Made up of older, more-experienced troops, this country's Reserve and National Guard have a larger proportion of higher noncommissioned ranks, heads of families who have wives, children and responsibilities. Many are in the process of buying homes and have mortgages they cannot pay for on military pay. Some are proprietors of small businesses that will fail without their owners present to operate them. Ignoring these realities, the Bush administration is coldheartedly destroying lives and families by repeatedly calling up Reserve and National Guard units for service in Iraq and Afghanistan.
A crisis exists that is not being addressed. During World War II, troops served for the duration." As it turned out, this was to mean service for as long as four years. But long continuous service was mitigated by the sense that sacrifices were being made by everybody in and out of uniform. During the Vietnam War, the grossly unfair draft was compensated for in part because an overseas tour of duty lasted one year, and draftees were discharged in two years. No small part of the growing unrest among soldiers and their families, not to mention most of the country, over the way the Iraq War is being conducted stems from the failure of the Bush administration to adapt to the reality of the unsustainable conflict into which they have plunged the country.

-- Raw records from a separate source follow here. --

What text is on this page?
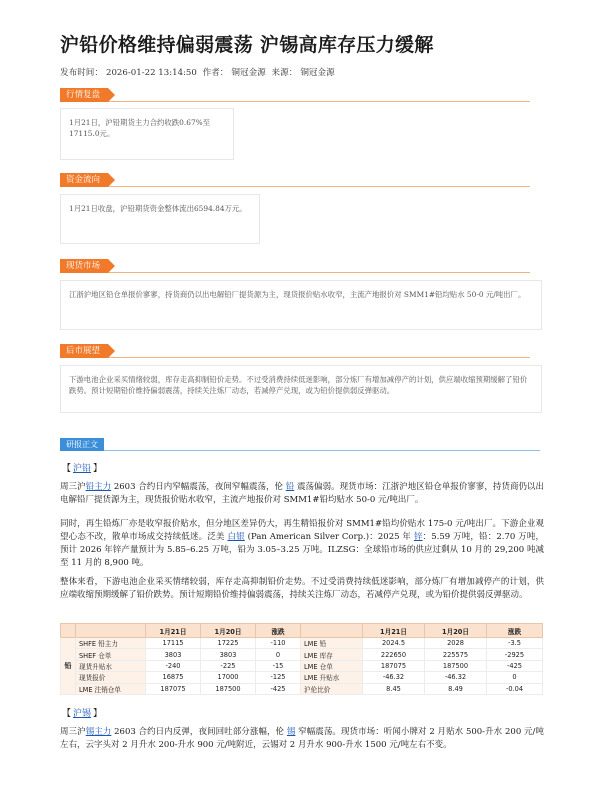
沪铅价格维持偏弱震荡 沪锡高库存压力缓解
发布时间： 2026-01-22 13:14:50 作者： 铜冠金源 来源： 铜冠金源
行情复盘
1月21日，沪铅期货主力合约收跌0.67%至17115.0元。
资金流向
1月21日收盘，沪铅期货资金整体流出6594.84万元。
现货市场
江浙沪地区铅仓单报价寥寥，持货商仍以出电解铅厂提货源为主，现货报价贴水收窄，主流产地报价对 SMM1#铅均贴水 50-0 元/吨出厂。
后市展望
下游电池企业采买情绪较弱，库存走高抑制铅价走势。不过受消费持续低迷影响，部分炼厂有增加减停产的计划，供应端收缩预期缓解了铅价跌势。预计短期铅价维持偏弱震荡，持续关注炼厂动态，若减停产兑现，或为铅价提供弱反弹驱动。
研报正文
【 沪铅 】
周三沪铅主力 2603 合约日内窄幅震荡，夜间窄幅震荡，伦 铅 震荡偏弱。现货市场：江浙沪地区铅仓单报价寥寥，持货商仍以出电解铅厂提货源为主，现货报价贴水收窄，主流产地报价对 SMM1#铅均贴水 50-0 元/吨出厂。
同时，再生铅炼厂亦是收窄报价贴水，但分地区差异仍大，再生精铅报价对 SMM1#铅均价贴水 175-0 元/吨出厂。下游企业观望心态不改，散单市场成交持续低迷。泛美 白银 (Pan American Silver Corp.)：2025 年 锌：5.59 万吨，铅：2.70 万吨，预计 2026 年锌产量预计为 5.85–6.25 万吨，铅为 3.05–3.25 万吨。ILZSG：全球铅市场的供应过剩从 10 月的 29,200 吨减至 11 月的 8,900 吨。
整体来看，下游电池企业采买情绪较弱，库存走高抑制铅价走势。不过受消费持续低迷影响，部分炼厂有增加减停产的计划，供应端收缩预期缓解了铅价跌势。预计短期铅价维持偏弱震荡，持续关注炼厂动态，若减停产兑现，或为铅价提供弱反弹驱动。
		1月21日	1月20日	涨跌		1月21日	1月20日	涨跌
铅	SHFE 铅主力	17115	17225	-110	LME 铅	2024.5	2028	-3.5
	SHEF 仓单	3803	3803	0	LME 库存	222650	225575	-2925
	现货升贴水	-240	-225	-15	LME 仓单	187075	187500	-425
	现货报价	16875	17000	-125	LME 升贴水	-46.32	-46.32	0
	LME 注销仓单	187075	187500	-425	沪伦比价	8.45	8.49	-0.04
【 沪锡 】
周三沪锡主力 2603 合约日内反弹，夜间回吐部分涨幅，伦 锡 窄幅震荡。现货市场：听闻小牌对 2 月贴水 500-升水 200 元/吨左右，云字头对 2 月升水 200-升水 900 元/吨附近，云锡对 2 月升水 900-升水 1500 元/吨左右不变。
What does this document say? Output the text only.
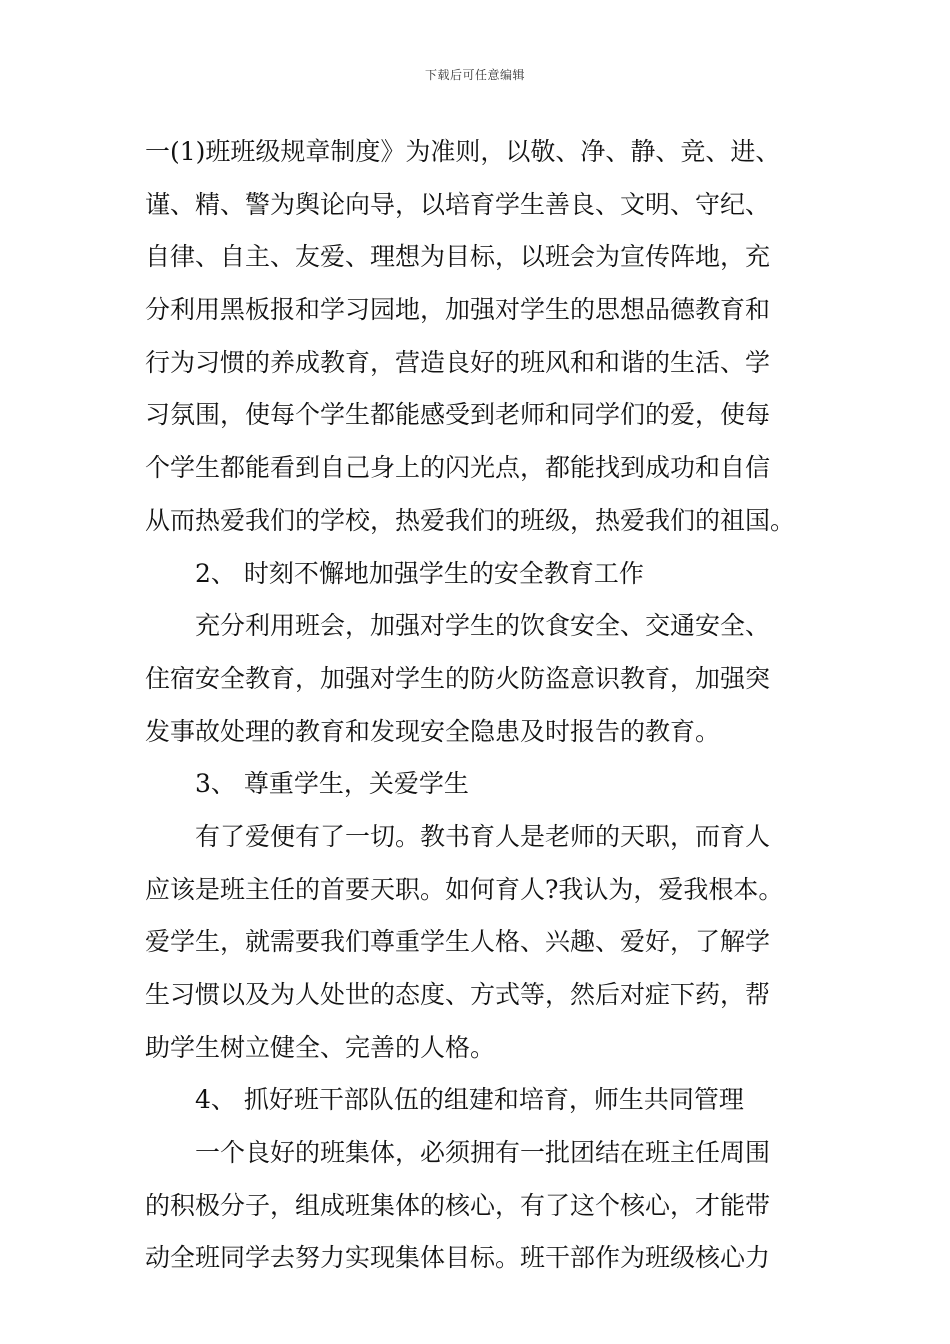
下载后可任意编辑
一(1)班班级规章制度》为准则，以敬、净、静、竞、进、
谨、精、警为舆论向导，以培育学生善良、文明、守纪、
自律、自主、友爱、理想为目标，以班会为宣传阵地，充
分利用黑板报和学习园地，加强对学生的思想品德教育和
行为习惯的养成教育，营造良好的班风和和谐的生活、学
习氛围，使每个学生都能感受到老师和同学们的爱，使每
个学生都能看到自己身上的闪光点，都能找到成功和自信
从而热爱我们的学校，热爱我们的班级，热爱我们的祖国。
2、 时刻不懈地加强学生的安全教育工作
充分利用班会，加强对学生的饮食安全、交通安全、
住宿安全教育，加强对学生的防火防盗意识教育，加强突
发事故处理的教育和发现安全隐患及时报告的教育。
3、 尊重学生，关爱学生
有了爱便有了一切。教书育人是老师的天职，而育人
应该是班主任的首要天职。如何育人?我认为，爱我根本。
爱学生，就需要我们尊重学生人格、兴趣、爱好，了解学
生习惯以及为人处世的态度、方式等，然后对症下药，帮
助学生树立健全、完善的人格。
4、 抓好班干部队伍的组建和培育，师生共同管理
一个良好的班集体，必须拥有一批团结在班主任周围
的积极分子，组成班集体的核心，有了这个核心，才能带
动全班同学去努力实现集体目标。班干部作为班级核心力
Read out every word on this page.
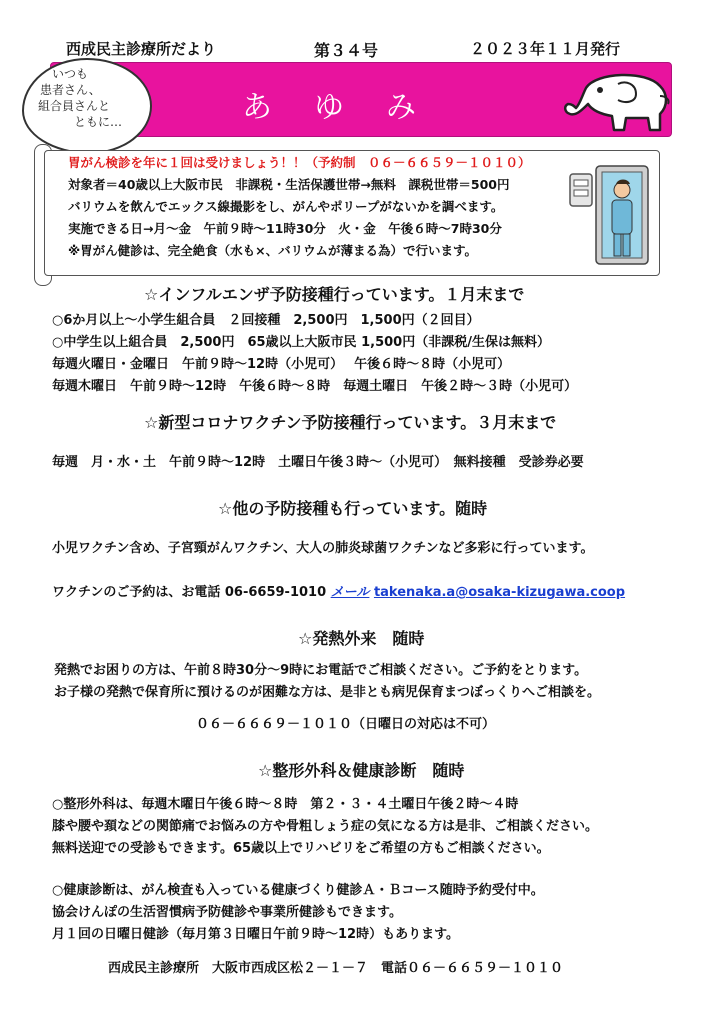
西成民主診療所だより	第３４号	２０２３年１１月発行
あ ゆ み
いつも
患者さん、
組合員さんと
ともに…
胃がん検診を年に１回は受けましょう！！（予約制　０６－６６５９－１０１０）
対象者＝40歳以上大阪市民　非課税・生活保護世帯→無料　課税世帯＝500円
バリウムを飲んでエックス線撮影をし、がんやポリープがないかを調べます。
実施できる日→月～金　午前９時～11時30分　火・金　午後６時～7時30分
※胃がん健診は、完全絶食（水も×、バリウムが薄まる為）で行います。
☆インフルエンザ予防接種行っています。１月末まで
○6か月以上～小学生組合員　２回接種　2,500円　1,500円（２回目）
○中学生以上組合員　2,500円　65歳以上大阪市民 1,500円（非課税/生保は無料）
毎週火曜日・金曜日　午前９時～12時（小児可）　 午後６時～８時（小児可）
毎週木曜日　午前９時～12時　午後６時～８時　毎週土曜日　午後２時～３時（小児可）
☆新型コロナワクチン予防接種行っています。３月末まで
毎週　月・水・土　午前９時～12時　土曜日午後３時～（小児可）　無料接種　受診券必要
☆他の予防接種も行っています。随時
小児ワクチン含め、子宮頸がんワクチン、大人の肺炎球菌ワクチンなど多彩に行っています。
ワクチンのご予約は、お電話 06-6659-1010 メール takenaka.a@osaka-kizugawa.coop
☆発熱外来　随時
発熱でお困りの方は、午前８時30分～9時にお電話でご相談ください。ご予約をとります。
お子様の発熱で保育所に預けるのが困難な方は、是非とも病児保育まつぼっくりへご相談を。
０６－６６６９－１０１０（日曜日の対応は不可）
☆整形外科＆健康診断　随時
○整形外科は、毎週木曜日午後６時～８時　第２・３・４土曜日午後２時～４時
膝や腰や頚などの関節痛でお悩みの方や骨粗しょう症の気になる方は是非、ご相談ください。
無料送迎での受診もできます。65歳以上でリハビリをご希望の方もご相談ください。
○健康診断は、がん検査も入っている健康づくり健診Ａ・Ｂコース随時予約受付中。
協会けんぽの生活習慣病予防健診や事業所健診もできます。
月１回の日曜日健診（毎月第３日曜日午前９時～12時）もあります。
西成民主診療所　大阪市西成区松２－１－７　電話０６－６６５９－１０１０
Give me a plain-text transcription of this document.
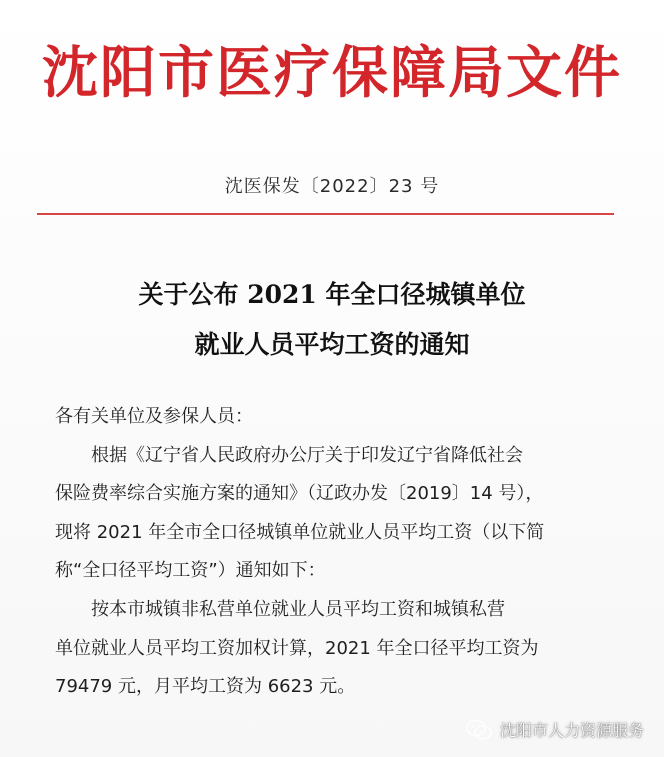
沈阳市医疗保障局文件
沈医保发〔2022〕23 号
关于公布 2021 年全口径城镇单位
就业人员平均工资的通知
各有关单位及参保人员：
根据《辽宁省人民政府办公厅关于印发辽宁省降低社会
保险费率综合实施方案的通知》（辽政办发〔2019〕14 号），
现将 2021 年全市全口径城镇单位就业人员平均工资（以下简
称“全口径平均工资”）通知如下：
按本市城镇非私营单位就业人员平均工资和城镇私营
单位就业人员平均工资加权计算，2021 年全口径平均工资为
79479 元，月平均工资为 6623 元。
沈阳市人力资源服务
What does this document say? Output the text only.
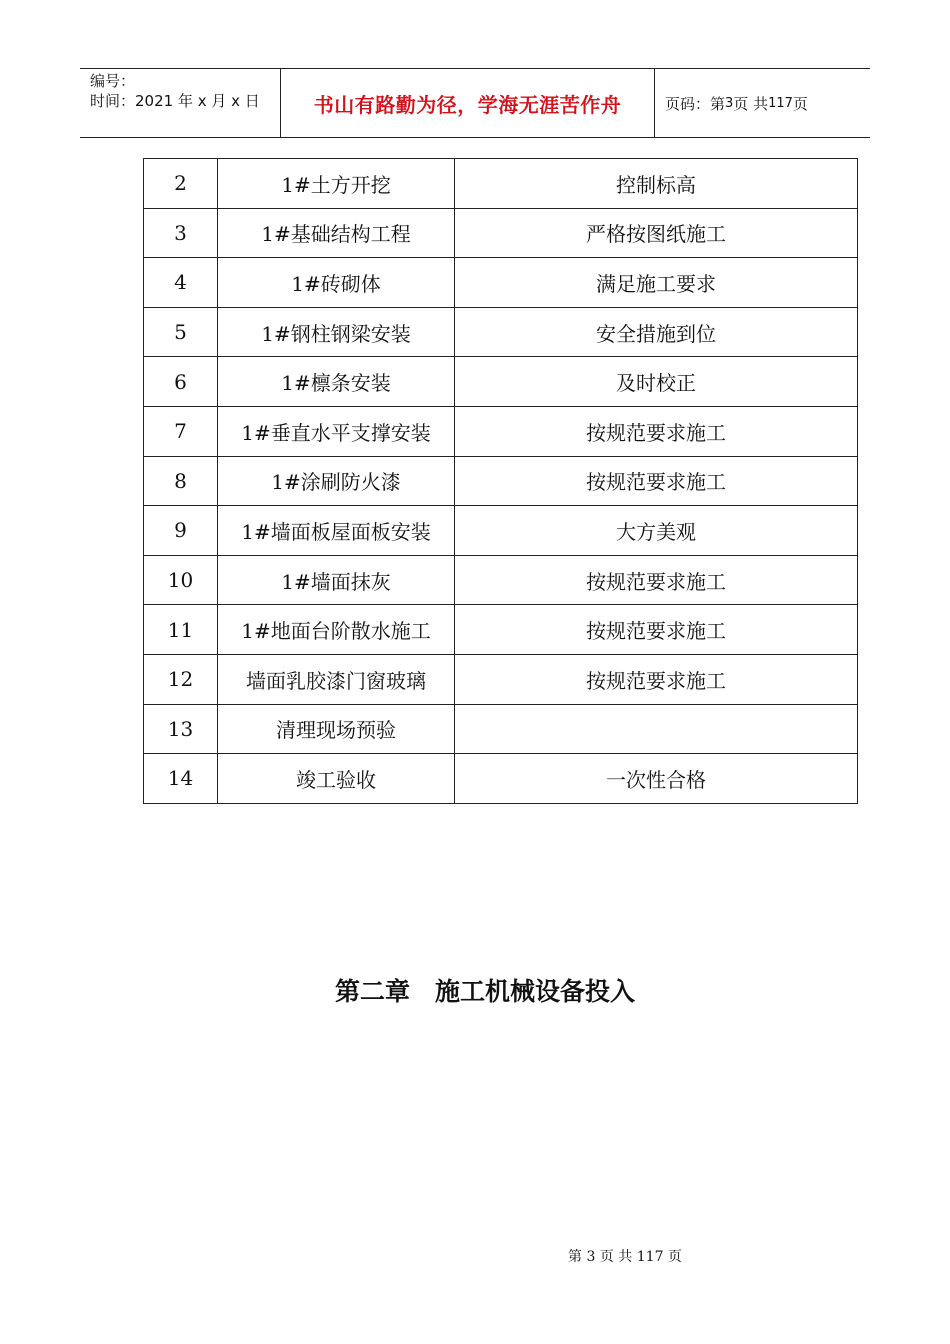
编号：
时间：2021 年 x 月 x 日	书山有路勤为径，学海无涯苦作舟	页码：第 3 页 共 117 页
2	1#土方开挖	控制标高
3	1#基础结构工程	严格按图纸施工
4	1#砖砌体	满足施工要求
5	1#钢柱钢梁安装	安全措施到位
6	1#檩条安装	及时校正
7	1#垂直水平支撑安装	按规范要求施工
8	1#涂刷防火漆	按规范要求施工
9	1#墙面板屋面板安装	大方美观
10	1#墙面抹灰	按规范要求施工
11	1#地面台阶散水施工	按规范要求施工
12	墙面乳胶漆门窗玻璃	按规范要求施工
13	清理现场预验	
14	竣工验收	一次性合格
第二章　施工机械设备投入
第 3 页 共 117 页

Recognizing the dangerous repercussions in the 2008 elections of the President's headstrong determination to prolong the blood letting at all costs, Republicans in Congress are becoming jittery. Military strategy is now being driven solely by the President's callous determination to dump the inevitable withdrawal of American troops in the lap of his successor in the White House two years from now. In the meantime, Osama bin Laden, who touched off the conflagration in 2001, chuckles to himself in his mountain fastness somewhere inside Pakistan's Northwest Frontier Province. We have indeed become a nation of sheep.